Spectroscopic and Kinetic Studies of Perturbed Trinuclear Copper Clusters: The Role of Protons in Reductive Cleavage of the O−O Bond in the Multicopper Oxidase Fet3p

Abstract

The multicopper oxidase Fet3p couples four 1e^- oxidations of substrate to the 4e^- reduction of O₂ to H₂O. Fet3p uses four Cu atoms to accomplish this reaction: the type 1, type 2, and coupled binuclear type 3 sites. The type 2 and type 3 sites together form a trinuclear Cu cluster (TNC) which is the site of O₂ reduction. This study focuses on mutants of two residues, E487 and D94, which lie in the second coordination sphere of the TNC and defines the role that each plays in the structural integrity of the TNC, its reactivity with O₂, and in the directional movement of protons during reductive cleavage of the O−O bond.

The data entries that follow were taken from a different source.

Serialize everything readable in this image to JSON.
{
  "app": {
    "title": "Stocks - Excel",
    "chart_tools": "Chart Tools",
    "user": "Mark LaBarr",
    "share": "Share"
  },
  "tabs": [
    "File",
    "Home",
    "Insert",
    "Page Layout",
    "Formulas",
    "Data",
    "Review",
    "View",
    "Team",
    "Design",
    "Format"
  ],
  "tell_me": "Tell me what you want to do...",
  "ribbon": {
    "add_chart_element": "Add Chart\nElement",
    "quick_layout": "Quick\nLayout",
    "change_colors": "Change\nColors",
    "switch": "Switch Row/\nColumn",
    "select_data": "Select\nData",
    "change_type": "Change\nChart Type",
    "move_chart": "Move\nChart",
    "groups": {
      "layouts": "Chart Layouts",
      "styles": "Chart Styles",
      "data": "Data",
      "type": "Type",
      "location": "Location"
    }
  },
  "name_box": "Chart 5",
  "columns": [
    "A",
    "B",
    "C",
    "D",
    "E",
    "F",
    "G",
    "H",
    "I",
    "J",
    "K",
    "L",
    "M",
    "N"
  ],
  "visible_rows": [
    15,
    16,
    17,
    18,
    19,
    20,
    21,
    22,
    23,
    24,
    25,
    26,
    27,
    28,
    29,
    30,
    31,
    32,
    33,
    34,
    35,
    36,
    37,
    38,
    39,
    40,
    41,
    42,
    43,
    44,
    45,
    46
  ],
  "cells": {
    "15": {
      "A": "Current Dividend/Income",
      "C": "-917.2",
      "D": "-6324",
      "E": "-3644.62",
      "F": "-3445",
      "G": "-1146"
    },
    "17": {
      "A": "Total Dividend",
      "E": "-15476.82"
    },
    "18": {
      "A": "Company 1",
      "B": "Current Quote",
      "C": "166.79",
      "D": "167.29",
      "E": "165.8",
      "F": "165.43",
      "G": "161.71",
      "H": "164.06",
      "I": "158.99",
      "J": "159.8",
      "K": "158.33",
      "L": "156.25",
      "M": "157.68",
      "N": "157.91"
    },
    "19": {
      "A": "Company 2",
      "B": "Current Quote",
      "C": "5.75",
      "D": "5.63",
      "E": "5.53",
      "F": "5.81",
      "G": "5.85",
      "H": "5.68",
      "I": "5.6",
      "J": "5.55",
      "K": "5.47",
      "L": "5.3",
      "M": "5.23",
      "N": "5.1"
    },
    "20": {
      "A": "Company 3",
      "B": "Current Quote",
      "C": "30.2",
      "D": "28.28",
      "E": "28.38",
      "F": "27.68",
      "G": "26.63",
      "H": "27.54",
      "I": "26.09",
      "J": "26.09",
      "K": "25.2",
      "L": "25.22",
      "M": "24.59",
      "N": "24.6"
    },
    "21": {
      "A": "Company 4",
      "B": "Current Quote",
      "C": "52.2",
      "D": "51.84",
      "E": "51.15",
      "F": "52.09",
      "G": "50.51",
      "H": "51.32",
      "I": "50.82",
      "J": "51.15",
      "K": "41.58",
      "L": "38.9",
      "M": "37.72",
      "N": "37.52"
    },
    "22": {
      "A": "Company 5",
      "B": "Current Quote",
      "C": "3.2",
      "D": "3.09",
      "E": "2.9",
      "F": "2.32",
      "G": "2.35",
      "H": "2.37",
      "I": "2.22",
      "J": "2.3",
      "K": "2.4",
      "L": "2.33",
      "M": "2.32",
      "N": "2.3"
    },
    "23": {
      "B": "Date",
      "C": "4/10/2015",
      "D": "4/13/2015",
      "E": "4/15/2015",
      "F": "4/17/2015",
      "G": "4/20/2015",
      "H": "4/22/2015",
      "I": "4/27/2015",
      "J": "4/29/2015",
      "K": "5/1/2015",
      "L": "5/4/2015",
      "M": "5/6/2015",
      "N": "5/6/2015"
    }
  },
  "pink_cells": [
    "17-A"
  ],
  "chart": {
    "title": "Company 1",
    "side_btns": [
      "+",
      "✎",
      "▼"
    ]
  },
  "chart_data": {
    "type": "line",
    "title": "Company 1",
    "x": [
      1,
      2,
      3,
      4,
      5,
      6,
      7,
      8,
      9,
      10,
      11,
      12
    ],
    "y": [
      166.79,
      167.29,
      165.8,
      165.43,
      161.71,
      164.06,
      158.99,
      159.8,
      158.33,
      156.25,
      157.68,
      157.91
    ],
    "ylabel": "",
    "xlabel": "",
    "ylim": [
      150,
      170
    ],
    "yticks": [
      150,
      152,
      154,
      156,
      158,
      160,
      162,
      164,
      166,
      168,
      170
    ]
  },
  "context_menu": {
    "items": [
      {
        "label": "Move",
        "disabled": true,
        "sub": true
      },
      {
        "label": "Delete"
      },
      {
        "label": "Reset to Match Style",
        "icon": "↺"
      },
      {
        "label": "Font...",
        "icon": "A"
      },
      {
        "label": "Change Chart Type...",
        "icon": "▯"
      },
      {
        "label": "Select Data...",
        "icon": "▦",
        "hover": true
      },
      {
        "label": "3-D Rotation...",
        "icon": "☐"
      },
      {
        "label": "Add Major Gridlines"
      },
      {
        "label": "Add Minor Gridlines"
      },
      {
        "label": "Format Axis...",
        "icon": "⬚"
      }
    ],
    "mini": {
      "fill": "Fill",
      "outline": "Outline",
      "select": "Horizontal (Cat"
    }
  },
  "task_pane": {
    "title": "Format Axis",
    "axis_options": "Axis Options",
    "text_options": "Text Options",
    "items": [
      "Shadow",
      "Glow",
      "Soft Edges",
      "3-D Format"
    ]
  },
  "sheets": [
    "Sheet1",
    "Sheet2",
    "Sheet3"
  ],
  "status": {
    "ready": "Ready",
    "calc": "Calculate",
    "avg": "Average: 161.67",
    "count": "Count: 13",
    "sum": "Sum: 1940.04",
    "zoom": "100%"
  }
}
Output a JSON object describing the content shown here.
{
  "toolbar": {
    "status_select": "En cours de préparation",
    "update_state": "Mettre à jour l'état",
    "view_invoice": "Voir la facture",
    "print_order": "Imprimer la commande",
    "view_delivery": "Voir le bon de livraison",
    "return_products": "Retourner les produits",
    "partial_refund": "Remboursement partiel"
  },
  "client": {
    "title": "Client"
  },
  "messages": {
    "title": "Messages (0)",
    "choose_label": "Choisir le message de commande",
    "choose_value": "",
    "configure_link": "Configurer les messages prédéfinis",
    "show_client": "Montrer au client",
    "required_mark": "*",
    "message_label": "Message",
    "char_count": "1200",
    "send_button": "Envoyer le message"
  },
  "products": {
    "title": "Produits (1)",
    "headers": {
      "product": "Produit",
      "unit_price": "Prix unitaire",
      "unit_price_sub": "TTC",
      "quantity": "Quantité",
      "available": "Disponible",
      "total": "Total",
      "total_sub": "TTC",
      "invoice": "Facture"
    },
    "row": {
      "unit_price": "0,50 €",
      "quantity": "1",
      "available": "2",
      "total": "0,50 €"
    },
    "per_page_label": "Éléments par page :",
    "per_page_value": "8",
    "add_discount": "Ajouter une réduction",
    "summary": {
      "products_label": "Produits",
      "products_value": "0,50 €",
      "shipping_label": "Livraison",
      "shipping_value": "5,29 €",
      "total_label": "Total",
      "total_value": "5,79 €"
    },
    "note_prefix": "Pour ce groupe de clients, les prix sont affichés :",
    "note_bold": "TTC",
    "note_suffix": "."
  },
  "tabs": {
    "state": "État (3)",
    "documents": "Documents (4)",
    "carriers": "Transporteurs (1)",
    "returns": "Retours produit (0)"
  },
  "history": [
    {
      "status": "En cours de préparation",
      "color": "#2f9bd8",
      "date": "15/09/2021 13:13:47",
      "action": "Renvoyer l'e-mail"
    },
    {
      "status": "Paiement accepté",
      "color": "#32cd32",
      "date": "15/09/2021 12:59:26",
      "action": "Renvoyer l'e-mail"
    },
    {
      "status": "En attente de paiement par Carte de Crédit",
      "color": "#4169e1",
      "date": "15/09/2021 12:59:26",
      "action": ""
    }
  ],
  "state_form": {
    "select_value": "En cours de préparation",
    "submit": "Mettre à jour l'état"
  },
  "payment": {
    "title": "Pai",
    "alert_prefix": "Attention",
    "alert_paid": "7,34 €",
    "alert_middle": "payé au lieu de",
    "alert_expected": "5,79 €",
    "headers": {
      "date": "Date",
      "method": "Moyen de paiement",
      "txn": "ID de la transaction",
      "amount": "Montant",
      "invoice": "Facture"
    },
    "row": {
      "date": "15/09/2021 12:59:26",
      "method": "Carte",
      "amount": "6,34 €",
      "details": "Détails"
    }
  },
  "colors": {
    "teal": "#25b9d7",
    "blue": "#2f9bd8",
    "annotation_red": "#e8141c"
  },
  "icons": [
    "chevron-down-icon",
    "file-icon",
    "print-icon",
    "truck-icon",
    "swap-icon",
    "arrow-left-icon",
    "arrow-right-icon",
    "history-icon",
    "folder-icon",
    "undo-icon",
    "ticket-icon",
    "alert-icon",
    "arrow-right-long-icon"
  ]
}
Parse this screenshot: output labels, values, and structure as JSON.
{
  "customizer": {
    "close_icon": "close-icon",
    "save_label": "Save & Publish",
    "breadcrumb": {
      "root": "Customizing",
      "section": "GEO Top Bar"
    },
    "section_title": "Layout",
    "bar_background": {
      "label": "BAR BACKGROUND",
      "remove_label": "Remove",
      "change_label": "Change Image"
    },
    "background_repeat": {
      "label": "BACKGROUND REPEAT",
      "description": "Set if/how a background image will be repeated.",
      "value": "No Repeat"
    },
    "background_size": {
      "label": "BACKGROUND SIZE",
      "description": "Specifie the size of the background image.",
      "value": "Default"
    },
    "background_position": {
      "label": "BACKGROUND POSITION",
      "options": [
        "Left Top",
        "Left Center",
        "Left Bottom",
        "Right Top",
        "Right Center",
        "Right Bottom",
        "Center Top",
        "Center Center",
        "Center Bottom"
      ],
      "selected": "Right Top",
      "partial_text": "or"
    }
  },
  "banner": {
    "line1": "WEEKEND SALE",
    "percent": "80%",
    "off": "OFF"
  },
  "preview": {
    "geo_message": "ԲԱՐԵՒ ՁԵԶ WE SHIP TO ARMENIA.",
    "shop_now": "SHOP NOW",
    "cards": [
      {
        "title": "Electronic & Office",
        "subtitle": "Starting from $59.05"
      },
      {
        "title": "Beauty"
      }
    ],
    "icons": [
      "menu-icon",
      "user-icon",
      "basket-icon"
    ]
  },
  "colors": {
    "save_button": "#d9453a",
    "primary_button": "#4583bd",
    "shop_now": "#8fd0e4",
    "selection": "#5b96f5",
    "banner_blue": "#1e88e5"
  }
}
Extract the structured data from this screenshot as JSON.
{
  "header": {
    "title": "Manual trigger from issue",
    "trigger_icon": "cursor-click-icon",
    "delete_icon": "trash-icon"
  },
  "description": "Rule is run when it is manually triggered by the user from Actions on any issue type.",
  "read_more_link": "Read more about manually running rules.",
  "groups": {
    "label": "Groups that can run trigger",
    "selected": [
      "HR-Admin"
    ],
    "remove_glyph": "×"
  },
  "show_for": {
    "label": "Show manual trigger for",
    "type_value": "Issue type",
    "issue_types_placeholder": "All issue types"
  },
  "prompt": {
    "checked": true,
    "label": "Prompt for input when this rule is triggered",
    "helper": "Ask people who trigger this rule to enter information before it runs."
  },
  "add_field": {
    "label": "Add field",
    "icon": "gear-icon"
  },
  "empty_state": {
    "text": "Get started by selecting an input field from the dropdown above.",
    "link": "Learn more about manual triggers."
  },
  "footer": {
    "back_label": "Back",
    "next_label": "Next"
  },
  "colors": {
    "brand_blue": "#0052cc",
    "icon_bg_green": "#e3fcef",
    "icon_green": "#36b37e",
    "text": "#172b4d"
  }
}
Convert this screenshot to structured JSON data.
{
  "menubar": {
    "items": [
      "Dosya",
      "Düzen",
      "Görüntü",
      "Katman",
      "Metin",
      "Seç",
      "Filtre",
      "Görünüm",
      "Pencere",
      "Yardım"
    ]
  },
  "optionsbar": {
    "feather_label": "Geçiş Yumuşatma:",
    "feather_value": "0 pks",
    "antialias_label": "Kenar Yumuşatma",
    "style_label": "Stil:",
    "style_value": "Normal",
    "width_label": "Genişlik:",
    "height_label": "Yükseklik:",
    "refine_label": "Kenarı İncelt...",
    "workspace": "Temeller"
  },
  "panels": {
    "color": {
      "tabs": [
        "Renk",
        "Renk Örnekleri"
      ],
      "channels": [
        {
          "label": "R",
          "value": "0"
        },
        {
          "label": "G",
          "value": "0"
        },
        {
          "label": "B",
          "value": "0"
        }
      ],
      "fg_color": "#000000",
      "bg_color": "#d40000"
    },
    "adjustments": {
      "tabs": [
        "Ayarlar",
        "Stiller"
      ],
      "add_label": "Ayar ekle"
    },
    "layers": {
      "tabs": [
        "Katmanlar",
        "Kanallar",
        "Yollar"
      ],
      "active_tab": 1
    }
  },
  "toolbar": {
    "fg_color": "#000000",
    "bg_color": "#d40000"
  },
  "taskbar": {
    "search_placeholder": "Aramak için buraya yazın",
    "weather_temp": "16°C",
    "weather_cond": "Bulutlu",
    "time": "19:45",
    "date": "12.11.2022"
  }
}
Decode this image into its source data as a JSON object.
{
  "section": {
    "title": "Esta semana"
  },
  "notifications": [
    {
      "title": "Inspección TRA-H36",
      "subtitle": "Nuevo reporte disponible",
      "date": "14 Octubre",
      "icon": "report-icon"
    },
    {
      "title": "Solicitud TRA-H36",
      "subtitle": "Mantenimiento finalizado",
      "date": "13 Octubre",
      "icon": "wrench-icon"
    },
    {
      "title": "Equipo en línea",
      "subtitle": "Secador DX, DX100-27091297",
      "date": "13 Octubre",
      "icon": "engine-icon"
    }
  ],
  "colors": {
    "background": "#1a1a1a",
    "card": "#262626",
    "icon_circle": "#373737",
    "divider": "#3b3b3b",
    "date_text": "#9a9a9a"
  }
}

The E487D, E487A, and D94E mutants have been studied in the holo and type 1 depleted (T1D) forms. Residue E487, located near the T3 center, is found to be responsible for donation of a proton during the reductive cleavage of the O−O bond in the peroxide intermediate and an inverse kinetic solvent isotope effect, which indicates that this proton is already transferred when the O−O bond is cleaved. Residue D94, near the T2 site, plays a key role in the reaction of the reduced TNC with O₂ and drives electron transfer from the T2 Cu to cleave the O−O bond by deprotonating the T2 Cu water ligand. A mechanism is developed where these second sphere residues participate in the proton assisted reductive cleavage of the O−O bond at the TNC.